Je ne connais qu’une lecture qui fit sur mon jeune esprit une impression plus grande, ce fut celle de l’Orlando furioso. Mais ce n’est pas ici le lieu d’en raconter les suites.

Quoi qu’il en soit, les voyageurs illustres me paraissent ressembler aux mélodramaturges. À nos grands tragiques une situation suffisait pour émouvoir ; et, pour peu qu’il y eût sur la scène un acteur comme Montfleury, le public s’en allait des larmes dans les yeux.
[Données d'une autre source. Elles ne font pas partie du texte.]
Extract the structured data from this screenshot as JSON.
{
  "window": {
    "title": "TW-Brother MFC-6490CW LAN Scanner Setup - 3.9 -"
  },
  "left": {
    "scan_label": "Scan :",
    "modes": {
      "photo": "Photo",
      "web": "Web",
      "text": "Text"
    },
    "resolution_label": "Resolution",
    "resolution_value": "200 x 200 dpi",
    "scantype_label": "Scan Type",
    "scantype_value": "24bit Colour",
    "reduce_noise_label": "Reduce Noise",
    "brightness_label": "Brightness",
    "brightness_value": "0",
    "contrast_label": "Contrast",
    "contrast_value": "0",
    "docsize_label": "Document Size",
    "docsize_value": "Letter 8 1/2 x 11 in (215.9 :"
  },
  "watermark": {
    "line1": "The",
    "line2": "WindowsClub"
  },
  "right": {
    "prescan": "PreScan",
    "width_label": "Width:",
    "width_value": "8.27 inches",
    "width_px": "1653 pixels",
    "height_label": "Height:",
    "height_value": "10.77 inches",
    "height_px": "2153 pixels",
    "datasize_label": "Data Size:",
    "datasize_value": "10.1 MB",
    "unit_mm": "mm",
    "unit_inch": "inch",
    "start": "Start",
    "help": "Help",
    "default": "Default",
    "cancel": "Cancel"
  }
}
Aujourd’hui, le théâtre a changé de face, on croit n’avoir rien vu quand dix mourants ne se sont point pâmés sur les planches, et, le plus souvent, chacun se retire en riant. Trop d’émotion use les cordes sensibles, l’instrument se fêle sous une pression continue. Ainsi de nos aventuriers : pour vouloir tout considérer dans la nature, ils arrivent à être partout éblouis, si bien qu’ils ne voient plus rien. Le voyageur modeste et reposé admire Dieu dans un brin d’herbe.

Pour voyager ainsi, il n’est pas nécessaire d’avoir un grand courage ni un profond amour de l’humanité, il faut cependant aussi beaucoup de qualités précieuses.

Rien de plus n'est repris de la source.